The patient, Rajendra Deshmukh (name changed on family’s request) was born with two aortic valves instead of normal three – a rarity that can occur in less than one per cent of human beings – and underwent a total of four critical high-risk operations by eminent cardiologist and AHI Vice-Chairman, Dr. Ramakanta Panda.
He underwent the procedures using the Manouguian technique to first enlarge the aortic root followed by three separate operations through the Redo-Bentall technique for replacing a faulty heart valve, repairing the aortic aneurysm repair and re-implanting the coronary artery.
These four surgeries enabled fix Deshmukh’s extremely narrow heart valve and a ballooned-out aorta since he suffered from the congenital heart valve disease and had his first valve replacement at the age of 10.
Hailing from a poor family – his father is a school teacher – two years back, Deshmukh, then a junior college student, again suffered from severe heart problems which left him breathless and utterly exhausted even after minimal physical activity, like walking in the home.
“I could not enjoy a normal childhood.

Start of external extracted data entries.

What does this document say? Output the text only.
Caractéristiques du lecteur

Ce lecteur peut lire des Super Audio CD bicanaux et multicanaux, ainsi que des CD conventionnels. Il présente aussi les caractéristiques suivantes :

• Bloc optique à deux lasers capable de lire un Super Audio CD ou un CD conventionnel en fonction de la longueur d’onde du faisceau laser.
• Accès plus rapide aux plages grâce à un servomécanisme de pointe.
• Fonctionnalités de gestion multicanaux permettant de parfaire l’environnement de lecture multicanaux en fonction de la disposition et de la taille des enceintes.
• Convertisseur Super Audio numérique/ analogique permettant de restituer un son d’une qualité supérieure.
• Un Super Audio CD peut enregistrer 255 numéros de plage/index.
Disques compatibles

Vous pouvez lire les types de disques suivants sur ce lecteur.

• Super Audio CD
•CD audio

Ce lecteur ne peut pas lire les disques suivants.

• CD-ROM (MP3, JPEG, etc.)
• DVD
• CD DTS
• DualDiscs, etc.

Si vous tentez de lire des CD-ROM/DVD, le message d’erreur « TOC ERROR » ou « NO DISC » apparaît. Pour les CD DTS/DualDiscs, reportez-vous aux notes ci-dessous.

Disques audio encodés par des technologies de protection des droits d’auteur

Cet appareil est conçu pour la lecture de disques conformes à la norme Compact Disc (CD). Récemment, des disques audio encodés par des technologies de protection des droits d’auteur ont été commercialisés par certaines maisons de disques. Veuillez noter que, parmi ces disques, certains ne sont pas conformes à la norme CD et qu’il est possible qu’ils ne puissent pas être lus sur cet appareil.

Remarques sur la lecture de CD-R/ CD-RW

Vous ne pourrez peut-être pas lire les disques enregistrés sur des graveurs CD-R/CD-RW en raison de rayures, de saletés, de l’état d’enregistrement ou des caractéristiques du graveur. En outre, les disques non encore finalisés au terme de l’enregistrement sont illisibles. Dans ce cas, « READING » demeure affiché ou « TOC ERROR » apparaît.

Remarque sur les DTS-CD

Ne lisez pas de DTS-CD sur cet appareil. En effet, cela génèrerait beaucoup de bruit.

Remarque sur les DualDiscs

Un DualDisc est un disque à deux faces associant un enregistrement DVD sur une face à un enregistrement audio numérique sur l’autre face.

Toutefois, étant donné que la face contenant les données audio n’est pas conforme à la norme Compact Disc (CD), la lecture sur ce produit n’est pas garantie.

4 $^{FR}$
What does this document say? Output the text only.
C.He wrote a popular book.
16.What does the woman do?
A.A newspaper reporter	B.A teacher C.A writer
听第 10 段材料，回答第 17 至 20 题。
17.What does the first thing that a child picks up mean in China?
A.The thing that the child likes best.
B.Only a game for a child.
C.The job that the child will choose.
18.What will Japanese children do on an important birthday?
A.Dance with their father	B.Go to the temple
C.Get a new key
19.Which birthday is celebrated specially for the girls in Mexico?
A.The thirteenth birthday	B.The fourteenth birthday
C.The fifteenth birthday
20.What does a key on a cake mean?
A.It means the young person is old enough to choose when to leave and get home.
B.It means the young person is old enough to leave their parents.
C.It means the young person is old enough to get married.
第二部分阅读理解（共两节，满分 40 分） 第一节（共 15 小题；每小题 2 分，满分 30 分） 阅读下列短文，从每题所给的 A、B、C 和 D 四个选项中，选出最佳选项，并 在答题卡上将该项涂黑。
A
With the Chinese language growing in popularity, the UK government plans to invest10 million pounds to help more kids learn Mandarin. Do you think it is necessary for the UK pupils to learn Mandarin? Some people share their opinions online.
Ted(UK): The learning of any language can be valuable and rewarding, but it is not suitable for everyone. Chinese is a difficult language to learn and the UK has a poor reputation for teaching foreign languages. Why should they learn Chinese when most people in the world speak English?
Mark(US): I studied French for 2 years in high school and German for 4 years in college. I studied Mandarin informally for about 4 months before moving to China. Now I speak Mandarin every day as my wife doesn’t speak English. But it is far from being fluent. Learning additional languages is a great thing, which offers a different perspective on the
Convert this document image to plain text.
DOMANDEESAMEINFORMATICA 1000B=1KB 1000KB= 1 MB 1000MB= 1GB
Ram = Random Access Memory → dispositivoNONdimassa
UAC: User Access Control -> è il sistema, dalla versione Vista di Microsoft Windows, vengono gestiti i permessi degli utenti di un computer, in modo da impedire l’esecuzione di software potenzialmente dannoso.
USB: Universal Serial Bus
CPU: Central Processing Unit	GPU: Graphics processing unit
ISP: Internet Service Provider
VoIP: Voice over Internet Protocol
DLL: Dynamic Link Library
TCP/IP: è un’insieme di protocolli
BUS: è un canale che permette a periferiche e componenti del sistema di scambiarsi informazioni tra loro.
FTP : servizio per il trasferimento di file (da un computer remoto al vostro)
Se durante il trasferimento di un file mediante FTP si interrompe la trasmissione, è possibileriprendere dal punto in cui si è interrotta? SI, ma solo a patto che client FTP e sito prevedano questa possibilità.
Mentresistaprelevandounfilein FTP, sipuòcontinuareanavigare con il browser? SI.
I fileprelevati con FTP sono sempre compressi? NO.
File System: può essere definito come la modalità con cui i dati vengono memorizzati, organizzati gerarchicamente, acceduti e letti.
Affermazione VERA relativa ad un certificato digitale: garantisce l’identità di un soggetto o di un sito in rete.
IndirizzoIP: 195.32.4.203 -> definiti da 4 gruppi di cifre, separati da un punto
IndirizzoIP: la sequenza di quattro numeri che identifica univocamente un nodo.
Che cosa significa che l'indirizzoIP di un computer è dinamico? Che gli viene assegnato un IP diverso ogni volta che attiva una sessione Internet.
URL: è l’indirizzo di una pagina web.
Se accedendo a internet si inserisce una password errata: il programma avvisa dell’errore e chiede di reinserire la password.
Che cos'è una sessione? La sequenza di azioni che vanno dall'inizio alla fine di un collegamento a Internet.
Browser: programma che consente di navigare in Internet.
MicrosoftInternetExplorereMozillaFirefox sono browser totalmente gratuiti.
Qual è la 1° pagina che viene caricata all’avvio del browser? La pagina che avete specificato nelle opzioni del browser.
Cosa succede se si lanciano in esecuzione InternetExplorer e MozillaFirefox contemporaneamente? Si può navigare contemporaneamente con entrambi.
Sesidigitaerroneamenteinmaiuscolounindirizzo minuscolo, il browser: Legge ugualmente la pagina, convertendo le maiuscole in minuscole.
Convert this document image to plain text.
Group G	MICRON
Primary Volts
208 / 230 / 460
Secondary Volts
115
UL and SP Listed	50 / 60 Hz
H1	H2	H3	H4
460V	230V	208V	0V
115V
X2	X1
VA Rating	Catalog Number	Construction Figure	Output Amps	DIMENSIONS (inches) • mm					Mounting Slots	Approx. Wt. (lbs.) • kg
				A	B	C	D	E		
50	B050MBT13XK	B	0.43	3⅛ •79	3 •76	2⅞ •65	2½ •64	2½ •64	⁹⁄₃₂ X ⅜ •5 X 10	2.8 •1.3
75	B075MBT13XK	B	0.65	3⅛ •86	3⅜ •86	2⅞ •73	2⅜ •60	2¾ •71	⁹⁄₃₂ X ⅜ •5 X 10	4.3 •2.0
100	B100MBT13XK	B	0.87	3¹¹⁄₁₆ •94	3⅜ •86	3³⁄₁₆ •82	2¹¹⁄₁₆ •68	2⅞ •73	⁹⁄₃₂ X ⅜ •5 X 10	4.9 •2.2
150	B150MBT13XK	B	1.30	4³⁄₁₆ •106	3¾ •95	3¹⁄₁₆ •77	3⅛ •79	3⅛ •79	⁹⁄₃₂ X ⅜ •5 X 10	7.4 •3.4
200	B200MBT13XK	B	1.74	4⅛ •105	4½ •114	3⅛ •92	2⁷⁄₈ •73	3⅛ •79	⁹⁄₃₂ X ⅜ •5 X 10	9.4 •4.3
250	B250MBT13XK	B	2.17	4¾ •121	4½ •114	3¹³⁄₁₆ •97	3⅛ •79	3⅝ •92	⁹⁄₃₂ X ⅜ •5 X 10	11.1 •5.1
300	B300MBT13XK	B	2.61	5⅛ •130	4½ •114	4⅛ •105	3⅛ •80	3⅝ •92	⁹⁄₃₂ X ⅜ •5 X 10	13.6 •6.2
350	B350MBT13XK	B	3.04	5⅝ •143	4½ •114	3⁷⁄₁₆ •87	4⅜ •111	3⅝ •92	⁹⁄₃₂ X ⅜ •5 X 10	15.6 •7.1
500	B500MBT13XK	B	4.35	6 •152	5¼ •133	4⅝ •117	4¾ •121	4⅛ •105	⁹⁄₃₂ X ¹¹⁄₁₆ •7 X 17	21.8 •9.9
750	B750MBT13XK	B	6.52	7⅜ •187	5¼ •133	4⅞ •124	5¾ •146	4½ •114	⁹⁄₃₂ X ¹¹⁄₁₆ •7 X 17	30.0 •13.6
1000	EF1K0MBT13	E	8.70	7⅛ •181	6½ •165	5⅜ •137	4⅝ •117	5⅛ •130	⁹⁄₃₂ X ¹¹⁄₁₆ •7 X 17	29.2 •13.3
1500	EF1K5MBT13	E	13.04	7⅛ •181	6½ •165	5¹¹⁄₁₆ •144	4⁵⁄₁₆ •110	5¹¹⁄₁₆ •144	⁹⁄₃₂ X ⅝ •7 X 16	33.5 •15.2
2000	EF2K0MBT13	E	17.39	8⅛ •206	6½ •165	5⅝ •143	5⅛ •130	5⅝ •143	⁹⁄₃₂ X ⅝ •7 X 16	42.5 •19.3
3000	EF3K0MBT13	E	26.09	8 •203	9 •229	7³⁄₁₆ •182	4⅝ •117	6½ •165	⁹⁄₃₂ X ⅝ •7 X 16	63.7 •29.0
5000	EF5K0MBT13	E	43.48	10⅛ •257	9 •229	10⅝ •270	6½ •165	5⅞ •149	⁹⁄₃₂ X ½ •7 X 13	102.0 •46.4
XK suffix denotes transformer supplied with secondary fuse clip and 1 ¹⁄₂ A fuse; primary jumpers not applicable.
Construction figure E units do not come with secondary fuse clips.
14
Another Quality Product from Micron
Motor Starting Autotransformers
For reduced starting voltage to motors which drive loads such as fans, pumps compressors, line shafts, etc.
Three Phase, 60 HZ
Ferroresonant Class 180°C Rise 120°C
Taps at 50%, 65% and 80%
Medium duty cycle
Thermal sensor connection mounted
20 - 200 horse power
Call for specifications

After the first valve replacement surgery, my condition improved, but the problems returned two years ago,” said Deshmukh, months after the multiple surgeries from which he recovered well and is now convalescing in his home but performing his normal routine.
“His heart valve was very small, only 17 mm, though ideally for his age and body size, it should be at least 21 mm, so enlarging the size of the heart valve was crucial to save him as it affected his heart functioning and the ballooning out of the aorta posed additional risk of sudden rupture,” Panda explained to IANS.
Panda termed it as the longest-ever operation he had ever performed, and one of the rarest and riskiest procedures in his medical career of more than 20,000 heart surgeries, besides (in Deshmukh’s case) involving a combination of some of the most complex surgeries done simultaneously on any patient.
The Manouguian technique itself was a huge challenge for the medical team. In involved increasing his narrowed aortic heart valve by an additional 6 mm valve area to enlarge it and fit in a bigger 23-mm valve (against the earlier 17 mm Deshmukh was born with) though there was hardly space left for it, besides the second time surgery to replace the faulty heart valve, he added.
The patient has recovered well and was discharged in the third week of November. He is now leading a normal healthy and active life, said Panda.
Around a 100 days post-surgery, he confidently added that Deshmukh is not likely to require any such operation in the future.
It is the general practice in such complex cases to allow adequate time to pass before bringing them into the public domain.